Mehr und mehr junge Israelis tauschen die Gemütlichkeit des Zentrums gegen die Unwirtlichkeit der Negev-Wüste. wina besuchte eine Siedlung, in der man noch den Zionismus von einst hautnah erleben kann.
Von Itamar Treves-Tchelet

Eine richtige Zufahrtsstraße gibt es hier noch nicht. Auch keine Hinweistafel. Nur einen großen Stein mit einer Aufschrift, die die Gäste begrüßt. Auf einem Hügel liegt die Siedlung Shizaf, genau im richtigen Winkel, sodass der Wind stets Sand, sehr viel Sand, herbeiwehen kann.

Shizaf steht auf Hebräisch für ein robustes und immergrünes Dornengewächs, aus dem vermutlich auch die Dornenkrone Jesu hergestellt wurde.

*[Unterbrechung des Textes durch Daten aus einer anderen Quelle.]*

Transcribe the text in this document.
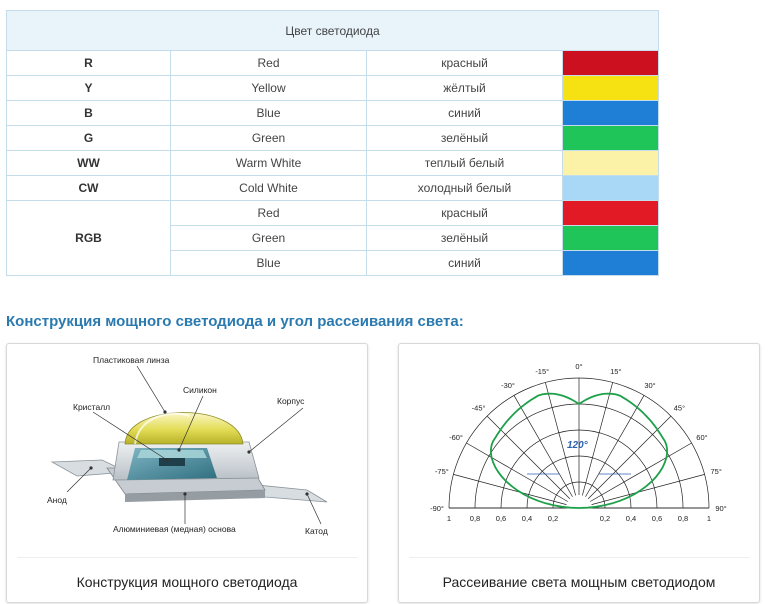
Цвет светодиода			
R	Red	красный	

Y	Yellow	жёлтый	

B	Blue	синий	

G	Green	зелёный	

WW	Warm White	теплый белый	

CW	Cold White	холодный белый	

RGB	Red	красный	

	Green	зелёный	

	Blue	синий	
Конструкция мощного светодиода и угол рассеивания света:
Пластиковая линза
Силикон
Кристалл
Корпус
Анод
Алюминиевая (медная) основа	Катод
Конструкция мощного светодиода
-90°
-75°
-60°
-45°
-30°
-15°
0°
15°
30°
45°
60°
75°
90°
1 0,8 0,6 0,4 0,2	0,2 0,4 0,6 0,8 1
120°
Рассеивание света мощным светодиодом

Seit März 2012 steht Shizaf auch für eine Siedlung in der nördlichen Negev-Wüste, eine halbe Autostunde auf der Autobahn Nummer 40 südlich von Be’er Scheva. Dort wo die Zivilisation eigentlich aufhört – oder neuerdings: beginnt.

In benachbarten Containern leben hier Ron Segal und Meirav Dvash. Diese sind ihr Zuhause für die nächsten Jahre, bis die Bürokratie geregelt ist und sie ihr Traumhaus bauen dürfen. Die temporäre Lösung finden sie aber nicht schlecht, auch nicht während des kalten Winters und der gelegentlichen Sandstürme. Meirav grinst: „Manchmal bist du nicht sicher, ob dein Container während des Sturms nicht einfach wegfliegt.“ Und Ron ergänzt: „Und dann hast du halt sieben Mal im Jahr dein Bett voller Sand. Es ist Teil des Daseins.“ Außerdem gibt es in Shizaf eine ungeschriebene Regel: Sand ist kein Dreck!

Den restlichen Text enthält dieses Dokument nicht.